Mark Haskell Smith / Salty  (Salty, 2007), Rivages/Thriller (2010), Traduit de l’américain par Julien Guérif.

Mark Haskell Smith sauce Hawaï

Mark Haskell Smith est encore très peu connu en France. Pourtant A bras raccourci le premier roman traduit de ce scénariste, était un vrai régal. Je me demandais à l’époque : « La côte ouest aurait-elle trouvé son Carl Hiaasen ? ».  Parce que cette histoire de bras perdu, après lequel courent toute une ribambelle de cinglés n’était pas sans rappeler les meilleurs romans de l’immanquable chroniqueur de la vie en Floride.

Je me trompais. Non que Mark Haskell Smith se soit assagi (quoique), ou qu’il déçoive dans ce second roman. Non, c’est juste qu’il n’a visiblement pas l’intention de se limiter à la Californie.

Delicious se déroule à Hawaï. Joseph, son oncle Sid et son cousin Wilson y gèrent une petite entreprise qui fournit les cantines des équipes de tournage qui viennent sur l’île. Tout se passe bien jusqu’à ce que Big Jack Lucey, gros fournisseur d’Hollywood basé à Las Vegas décide de venir prendre le marché, et se débarrasser de la concurrence. Le problème est que Big Jack est un peu moins intimidant depuis qu’il a été victime d’une attaque cérébrale qui l’a laissé à moitié paralysé ; d’autant moins intimidant qu’une opération hasardeuse l’a affligé d’une érection permanente.
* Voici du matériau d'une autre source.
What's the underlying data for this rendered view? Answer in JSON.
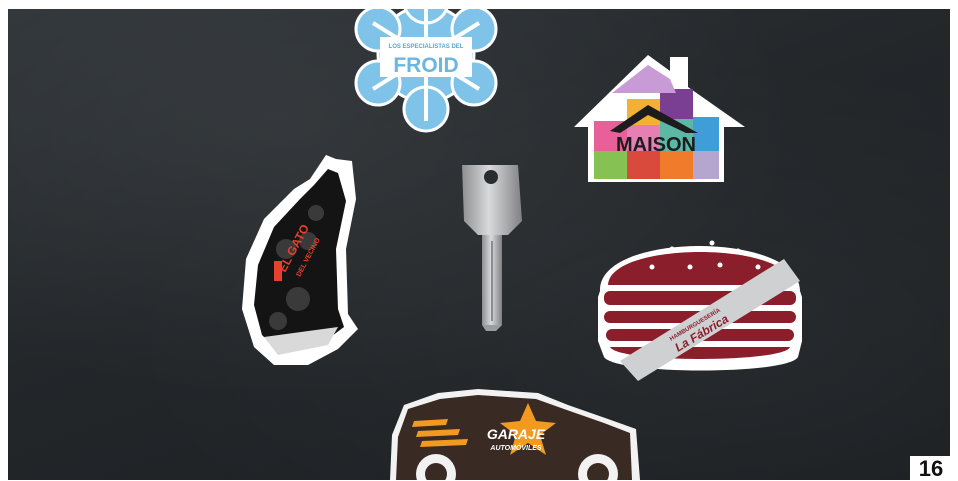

Alors Big Jack, comme d’habitude, va faire appel à ses copains du syndicat des camionneurs de Las Vegas, qui eux-mêmes sont en contact avec quelques pros assez convaincants. Tout ce beau monde fait une grosse erreur : sous-estimer les réactions des hawaïens, qui restent adeptes du lua, technique de combat ancestrale où il faut briser les os de l’adversaire …

Avant de se lancer dans ce roman, les lecteurs doivent savoir une chose : La plupart des personnages de Delicious ne pensent qu’à une chose : baiser. Et ils pratiquent. Souvent. Alors ceux que les scènes de cul (il faut bien appeler les choses par leur nom) choquent peuvent tout de suite passer leur chemin.

Pour les autres, c’est un régal sensuel. Mark Haskell Smith est visiblement tombé sous le charme d’Hawaï, ses odeurs, sa cuisine, ses fruits, sa lumière, et bien entendu l’océan, la fureur des rouleaux, la beauté des dauphins … Le roman est une ode à Hawaï.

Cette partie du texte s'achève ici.